Nearly every boat ramp on Lake Powell was unusable last spring and there was barely enough water to sustain hydroelectric power generation. Another bad snow year would have pushed the Colorado River system to the brink of collapse and lowered the reservoir’s surface toward the deepest outlets of Glen Canyon Dam – a point known as the “dead pool.”







This slot canyon lay beneath Lake Powell for decades.




In Dead Pool, the 27 million people who rely on Colorado River water downstream of the dam would likely be forced to quickly and involuntarily reduce water use.

But Lake Powell would still extend 100 miles into Glen Canyon at Dead Pool.

That’s because the dam has a significant design flaw: there is no drain at the bottom. Billions of gallons of water would be trapped in the Dead Pool Reservoir with no easy way to drain it into the Grand Canyon.

Fortunately, this catastrophic scenario did not occur in 2023, as Lake Powell was about 40% full in a year of near-record snowfall. After another decent runoff this spring, the reservoir level remained stable.

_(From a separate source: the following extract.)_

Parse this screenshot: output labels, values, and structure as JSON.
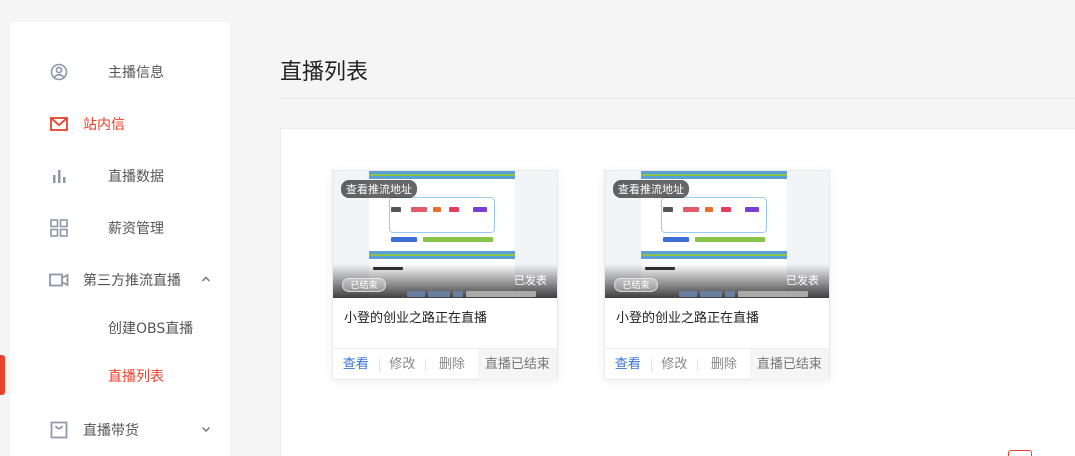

The 24-year low water levels in Lake Powell weren’t all bad either. As of early 2023, over 100,000 hectares of land that was once submerged have been uncovered, including countless cultural sites sacred to indigenous peoples. Along Glen Canyon’s tributaries, entire ecosystems have come back to life, biologically diverse and dominated by native species. Ecologists were surprised at how healthy the re-emerging landscape is, despite spending decades underwater.

The Bureau of Reclamation has been studying possible changes to Glen Canyon Dam, including drilling tunnels at or near river level that would allow Lake Powell to be drained if necessary. Until these changes are made, however, the threat of a crisis – caused in part by current dam construction – remains as real as ever. Two consecutive years of severe drought, like we have experienced several times since 2000, would shut down hydroelectric production at the dam and bring us dangerously close to Deadpool.

Allowing the Colorado River to flow freely through Glen Canyon was a radical idea in the 1990s, but today the opposite is true. Climate change and the Southwest’s continued demand for water have shown us that Glen Canyon Dam is not a boon to water users, but part of the problem. A dam change would give water managers more flexibility in dry years and allow Glen Canyon to continue its ecological rebirth. Since the reconstruction of the dam would probably take several years, there is no time to waste.

Today’s extremists deny climate change and assume that Lake Powell will soon fill up again. In a rapidly warming world, “business as usual” should be considered marginal.